Что вот с неё взять?! Варварушка была нетерпелива и злилась. А девчонки и впрямь до сих пор не понимали, что с ними происходит, ибо братик-то, видно не больно их баловал допреж. Только что с голоду не дал помереть. Заботлив, нечего сказать! И то, в резон надо бы взять, что шибко он занятой человек. Это ещё божеская милость, что за делами (делами царскими, делами стрелецкими страшными) вспомянул о сиротках.

- Ты, чем десятый раз виниться, шла бы ближе, посмотреть на тебя хочу. Да не боись, не сержусь я! Привыкла уже!

Анятка ещё посопела носом и осторожно подошла. Была она длинна, худа, белобрыса, глазаста. Чуток, может, помладше самой Варвары.

- Лет-то тебе сколько?

- По Рождестве Богородицы два на десять миновалось.

- Выглядишь старше, хоть и плоская, - шмыгнула носом Варвара, спрыгнула с подоконника, чуть переваливаясь на один бок, побежала.

- Постой, Варвара Михайловна, а мне куда же?

- Здеся посиди, вернусь сейчас.

И верно, через некоторое время вернулась, таща за собой вторую девицу Меншикову, Марью. Её царевнины девицы тоже разодели. Девочки посмотрели друг на друга и то ли от стыда, то ли от удовольствия зарделись.

- Ой, да ладно вам, - снова недовольно махнула ручкой Варвара. - Братец-то ваш имеет привычку ещё не так разодеться.  Картинка! И кружева, и суконце-то заграничные, и пудра с парика летит - обчихаешься.

- На то воля царская, мы теперь - ему неровня, - холодно блеснув голубыми глазищами, обронила Анна, губы поджала.

Марья тихонько потянула её за рукав.

"А не так-то ты проста, стерва ледащая, - подумалось Варваре. - Ух ты, выпучилась, ноздри раздула. Братец вылитый! Машка, та попроще, попокладистее. Постарше, видать".

- Тебе лет сколько? - тыкнула ноготок в Машку.

- Пятнадцать будет, Варварушка Михайловна, - ответствовала Маняша.

"Эта курица, - решила Варвара, - не их породы. Куда скажут, туды и поворотится".

- С Аксиньей нашей одних лет, стало быть, - вслух резюмировала она. - Ну, как, девы, нравятся вам наряды сии?

Девицы снова вспыхнули и даже, как показалось Варваре, сделали движение прикрыться подолами. Не тут-то было, ясоньки! Варвара расхохоталась.

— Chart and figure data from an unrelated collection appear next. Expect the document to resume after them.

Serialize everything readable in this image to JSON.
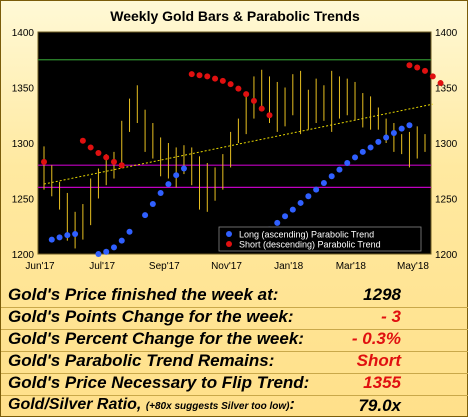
{
  "chart_data": {
    "type": "ohlc",
    "title": "Weekly Gold Bars & Parabolic Trends",
    "y_ticks": [
      1200,
      1250,
      1300,
      1350,
      1400
    ],
    "ylim": [
      1200,
      1400
    ],
    "x_ticks": [
      "Jun'17",
      "Jul'17",
      "Sep'17",
      "Nov'17",
      "Jan'18",
      "Mar'18",
      "May'18"
    ],
    "grid": false,
    "legend_position": "bottom-right",
    "legend": [
      "Long (ascending) Parabolic Trend",
      "Short (descending) Parabolic Trend"
    ],
    "horizontal_lines": [
      {
        "value": 1375,
        "color": "#2e8b2e"
      },
      {
        "value": 1280,
        "color": "#c000c0"
      },
      {
        "value": 1260,
        "color": "#c000c0"
      }
    ],
    "trendline": {
      "from": [
        0,
        1263
      ],
      "to": [
        50,
        1335
      ],
      "color": "#e8d800"
    },
    "bars": [
      {
        "high": 1297,
        "low": 1258
      },
      {
        "high": 1280,
        "low": 1252
      },
      {
        "high": 1265,
        "low": 1240
      },
      {
        "high": 1255,
        "low": 1212
      },
      {
        "high": 1238,
        "low": 1205
      },
      {
        "high": 1245,
        "low": 1213
      },
      {
        "high": 1268,
        "low": 1226
      },
      {
        "high": 1277,
        "low": 1250
      },
      {
        "high": 1290,
        "low": 1262
      },
      {
        "high": 1292,
        "low": 1268
      },
      {
        "high": 1320,
        "low": 1278
      },
      {
        "high": 1340,
        "low": 1310
      },
      {
        "high": 1352,
        "low": 1318
      },
      {
        "high": 1330,
        "low": 1292
      },
      {
        "high": 1318,
        "low": 1286
      },
      {
        "high": 1305,
        "low": 1270
      },
      {
        "high": 1300,
        "low": 1268
      },
      {
        "high": 1296,
        "low": 1260
      },
      {
        "high": 1298,
        "low": 1272
      },
      {
        "high": 1296,
        "low": 1262
      },
      {
        "high": 1288,
        "low": 1240
      },
      {
        "high": 1282,
        "low": 1238
      },
      {
        "high": 1278,
        "low": 1248
      },
      {
        "high": 1290,
        "low": 1258
      },
      {
        "high": 1310,
        "low": 1278
      },
      {
        "high": 1322,
        "low": 1300
      },
      {
        "high": 1345,
        "low": 1308
      },
      {
        "high": 1360,
        "low": 1322
      },
      {
        "high": 1366,
        "low": 1330
      },
      {
        "high": 1360,
        "low": 1318
      },
      {
        "high": 1355,
        "low": 1310
      },
      {
        "high": 1350,
        "low": 1315
      },
      {
        "high": 1362,
        "low": 1325
      },
      {
        "high": 1365,
        "low": 1308
      },
      {
        "high": 1348,
        "low": 1312
      },
      {
        "high": 1358,
        "low": 1318
      },
      {
        "high": 1352,
        "low": 1320
      },
      {
        "high": 1365,
        "low": 1310
      },
      {
        "high": 1360,
        "low": 1322
      },
      {
        "high": 1358,
        "low": 1325
      },
      {
        "high": 1355,
        "low": 1320
      },
      {
        "high": 1345,
        "low": 1314
      },
      {
        "high": 1342,
        "low": 1312
      },
      {
        "high": 1332,
        "low": 1312
      },
      {
        "high": 1322,
        "low": 1300
      },
      {
        "high": 1318,
        "low": 1292
      },
      {
        "high": 1308,
        "low": 1290
      },
      {
        "high": 1310,
        "low": 1278
      },
      {
        "high": 1315,
        "low": 1286
      },
      {
        "high": 1308,
        "low": 1292
      }
    ],
    "series": [
      {
        "name": "Long (ascending) Parabolic Trend",
        "color": "#3060ff",
        "points": [
          [
            1,
            1213
          ],
          [
            2,
            1215
          ],
          [
            3,
            1217
          ],
          [
            4,
            1218
          ],
          [
            7,
            1200
          ],
          [
            8,
            1202
          ],
          [
            9,
            1206
          ],
          [
            10,
            1212
          ],
          [
            11,
            1220
          ],
          [
            13,
            1235
          ],
          [
            14,
            1245
          ],
          [
            15,
            1255
          ],
          [
            16,
            1263
          ],
          [
            17,
            1271
          ],
          [
            18,
            1277
          ],
          [
            29,
            1222
          ],
          [
            30,
            1228
          ],
          [
            31,
            1234
          ],
          [
            32,
            1240
          ],
          [
            33,
            1246
          ],
          [
            34,
            1252
          ],
          [
            35,
            1258
          ],
          [
            36,
            1264
          ],
          [
            37,
            1270
          ],
          [
            38,
            1276
          ],
          [
            39,
            1282
          ],
          [
            40,
            1287
          ],
          [
            41,
            1292
          ],
          [
            42,
            1296
          ],
          [
            43,
            1301
          ],
          [
            44,
            1305
          ],
          [
            45,
            1309
          ],
          [
            46,
            1313
          ],
          [
            47,
            1316
          ]
        ]
      },
      {
        "name": "Short (descending) Parabolic Trend",
        "color": "#e01010",
        "points": [
          [
            0,
            1283
          ],
          [
            5,
            1302
          ],
          [
            6,
            1296
          ],
          [
            7,
            1291
          ],
          [
            8,
            1287
          ],
          [
            9,
            1283
          ],
          [
            10,
            1280
          ],
          [
            19,
            1362
          ],
          [
            20,
            1361
          ],
          [
            21,
            1360
          ],
          [
            22,
            1358
          ],
          [
            23,
            1356
          ],
          [
            24,
            1353
          ],
          [
            25,
            1349
          ],
          [
            26,
            1344
          ],
          [
            27,
            1338
          ],
          [
            28,
            1331
          ],
          [
            29,
            1325
          ],
          [
            47,
            1370
          ],
          [
            48,
            1368
          ],
          [
            49,
            1365
          ],
          [
            50,
            1360
          ],
          [
            51,
            1354
          ]
        ]
      }
    ]
  },
  "stats": [
    {
      "label": "Gold's Price finished the week at:",
      "value": "1298",
      "value_color": "#000000"
    },
    {
      "label": "Gold's Points Change for the week:",
      "value": "- 3",
      "value_color": "#e01010"
    },
    {
      "label": "Gold's Percent Change for the week:",
      "value": "- 0.3%",
      "value_color": "#e01010"
    },
    {
      "label": "Gold's Parabolic Trend Remains:",
      "value": "Short",
      "value_color": "#e01010"
    },
    {
      "label": "Gold's Price Necessary to Flip Trend:",
      "value": "1355",
      "value_color": "#e01010"
    }
  ],
  "ratio": {
    "label": "Gold/Silver Ratio,",
    "note": "(+80x suggests Silver too low)",
    "colon": ":",
    "value": "79.0x",
    "value_color": "#000000"
  }
}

- Просты вы, девоньки. А государь всем знатным девицам и жёнам велит так одеваться. Наталья Алексеевна всемерно помогать ему изволит. Вот эту рухлядь с Кукуя привезли.

- Басурманка какая-то в них хаживала, а её обносы носи? - колко этак проговорила Анятка.

- Одёжа у них бесстыдная, - оглядывая свою и сестрину наготу, прибавила Марьяша.

- Тише вы, дурищи, плетей захотели? - зашипела на них Варвара. - Известно ли вам, рожи немытые, - подступила она к девицам с кулаками,- что государь ноне сам в немецком ходит, что Анна Ивановна Монсова, не ко сну будь помянута, лютеранской веры, и ей таперича, как государыне, все кланяются. Языками-то осторожнее щёлкали бы, раз уж планида ваша такая, и брат ваш при государе не последний человек.

Девчонки оторопели от такого натиска. Неделю уж их содержали при дворе сестрицы царской. Светёлку отвели одну на двоих да калмычку одну же в услужение определили. Но дела никакого от них не требовали, и Наталью Алексеевну доселе они не видывали. Была она с двором малым и с Алёшенькой теперь в Воронеже. По велению государя многие именитые московские люди отправились туда на закладку корабля. Иные роптали, но куды же денешься?

Даша Арсеньева перед тем занемогла, и сопровождать свет-Натальюшку меж прочими Аксинья поехала. Варвара с детства своего сиротского среднюю сестру-гордячку недолюбливала (та её уродством попрекала и дразнила), а Дарью, старшую, которая вечно между сёстрами стояла и Варварушку в обиду не давала, любила. И хоть считала её простодушною, что вот даже до  блаженности, однако, по-своему сильно к сестре была привязана.

Насчёт сестёр в последнее время в крепком и изворотливом уме Варвары - приходилось догадкой брать то, что Господь со статью не отпустил - мыслишки некие копошились, ехидные и даже где-то крамольные. Но как оно ещё повернётся, о том рано было судить. И она помалкивала.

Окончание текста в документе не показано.